Web Scraping can be an effective way to pull much data from an internet source and Alteryx is very helpful at doing so. Here I want to share with you how you can quickly get publicly available data from a website and transform it to make it useable.

There are some legal issues associated with web scraping data, especially when it comes to personal data, this will not be covered in this post, but it is something you should be aware of.

With a short workflow, like the one shown below, you can pull big amounts of data from a web source, even if it does not offer API access.

Figure 1: Alteryx Workflow to scrape a webpage.

So let’s go through this together. I have selected a Wikipedia article of interest about towns in England, containing a table with three different columns we want to download. We can use a Text Input Tool to input the URL of the article into our Download Tool. The Tool will then download the HTML code of the webpage into a single cell. We can see in Fig.2 that Alteryx only shows us the first few lines of the downloaded data.

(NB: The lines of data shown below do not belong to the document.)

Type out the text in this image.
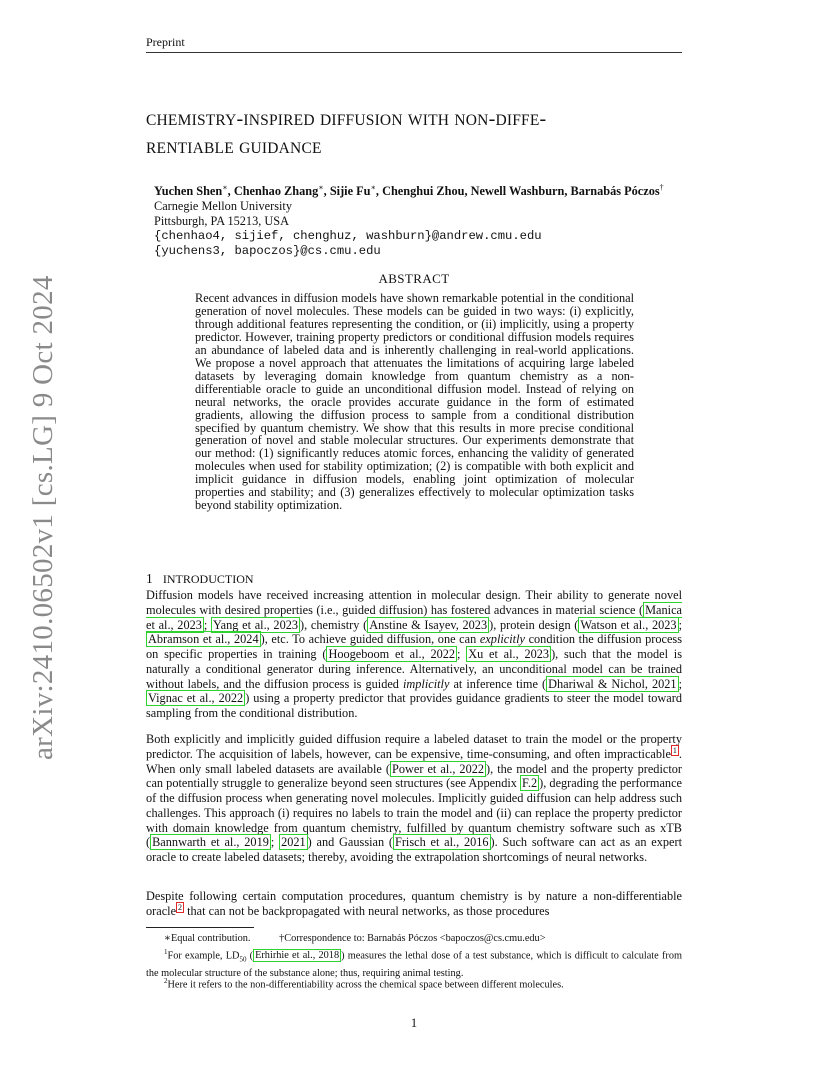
Preprint
CHEMISTRY-INSPIRED DIFFUSION WITH NON-DIFFE-
RENTIABLE GUIDANCE
Yuchen Shen∗, Chenhao Zhang∗, Sijie Fu∗, Chenghui Zhou, Newell Washburn, Barnabás Póczos†
Carnegie Mellon University
Pittsburgh, PA 15213, USA
{chenhao4, sijief, chenghuz, washburn}@andrew.cmu.edu
{yuchens3, bapoczos}@cs.cmu.edu
ABSTRACT
Recent advances in diffusion models have shown remarkable potential in the conditional generation of novel molecules. These models can be guided in two ways: (i) explicitly, through additional features representing the condition, or (ii) implicitly, using a property predictor. However, training property predictors or conditional diffusion models requires an abundance of labeled data and is inherently challenging in real-world applications. We propose a novel approach that attenuates the limitations of acquiring large labeled datasets by leveraging domain knowledge from quantum chemistry as a non-differentiable oracle to guide an unconditional diffusion model. Instead of relying on neural networks, the oracle provides accurate guidance in the form of estimated gradients, allowing the diffusion process to sample from a conditional distribution specified by quantum chemistry. We show that this results in more precise conditional generation of novel and stable molecular structures. Our experiments demonstrate that our method: (1) significantly reduces atomic forces, enhancing the validity of generated molecules when used for stability optimization; (2) is compatible with both explicit and implicit guidance in diffusion models, enabling joint optimization of molecular properties and stability; and (3) generalizes effectively to molecular optimization tasks beyond stability optimization.
arXiv:2410.06502v1 [cs.LG] 9 Oct 2024	1 INTRODUCTION
Diffusion models have received increasing attention in molecular design. Their ability to generate novel molecules with desired properties (i.e., guided diffusion) has fostered advances in material science ( Manica et al., 2023 ; Yang et al., 2023 ), chemistry ( Anstine & Isayev, 2023 ), protein design ( Watson et al., 2023 ; Abramson et al., 2024 ), etc. To achieve guided diffusion, one can explicitly condition the diffusion process on specific properties in training ( Hoogeboom et al., 2022 ; Xu et al., 2023 ), such that the model is naturally a conditional generator during inference. Alternatively, an unconditional model can be trained without labels, and the diffusion process is guided implicitly at inference time ( Dhariwal & Nichol, 2021 ; Vignac et al., 2022 ) using a property predictor that provides guidance gradients to steer the model toward sampling from the conditional distribution.
Both explicitly and implicitly guided diffusion require a labeled dataset to train the model or the property predictor. The acquisition of labels, however, can be expensive, time-consuming, and often impracticable $^1$ . When only small labeled datasets are available ( Power et al., 2022 ), the model and the property predictor can potentially struggle to generalize beyond seen structures (see Appendix F.2 ), degrading the performance of the diffusion process when generating novel molecules. Implicitly guided diffusion can help address such challenges. This approach (i) requires no labels to train the model and (ii) can replace the property predictor with domain knowledge from quantum chemistry, fulfilled by quantum chemistry software such as xTB ( Bannwarth et al., 2019 ; 2021 ) and Gaussian ( Frisch et al., 2016 ). Such software can act as an expert oracle to create labeled datasets; thereby, avoiding the extrapolation shortcomings of neural networks.
Despite following certain computation procedures, quantum chemistry is by nature a non-differentiable oracle $^2$ that can not be backpropagated with neural networks, as those procedures
∗Equal contribution.	†Correspondence to: Barnabás Póczos <bapoczos@cs.cmu.edu>
$^1$For example, $LD_{50}$ ( Erhirhie et al., 2018 ) measures the lethal dose of a test substance, which is difficult to calculate from the molecular structure of the substance alone; thus, requiring animal testing.
$^2$Here it refers to the non-differentiability across the chemical space between different molecules.
1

Figure 2: Alteryx preview after downloading the HTML code.

To show us all the data, we can split the data into multiple rows, using a Text To Column Tool, by each line break (\n).

Figure 3: The webpages data is displayed as one row per line after using the Text To Columns tool.

At this point, you might need to get a bit creative. Based on how the web page’s code looks, you have to take a different approach. To find out how you can best access the information you want, you should always take a look at the Webpage’s source code (Control + U in the Browser). Here you can try to find a pattern that lets you extract the data.

When we compare the Wikipedia table and the page’s source code, we can see the pattern here (Fig. 4)

Figure 4: Use the page's source code to understand the structure.

Once you understand how the HTML code is built, you can use Filters, RegEx, and other simple data transformation tools, to get the data in the desired form.

In Fig. 5 you can see the steps to get the town names out of the code page.

Figure 5: Using the" Contains"-Function in a Filter Tool and RegEx to extract town names.

That’s the first column we wanted to get. Since the data in the two other columns can be found in the HTML code one and two lines below the town names, using Record ID Tools is an easy way to extract this information, without the need to filter it down to something again.

Therefore the Record ID is increased by one, and the data behind this data is obtained using a Join Tool. The same step is completed once more for the third column. After transforming them using RegEx they can be joined on the record position, this process is shown in Fig. 1.

It is important to make sure that you got the same number of results at every step, otherwise, this won’t work and you would get the wrong results.

Once you have completed this and done some quick renaming, you end up with the same table, as is shown on Wikipedia (Fig. 6).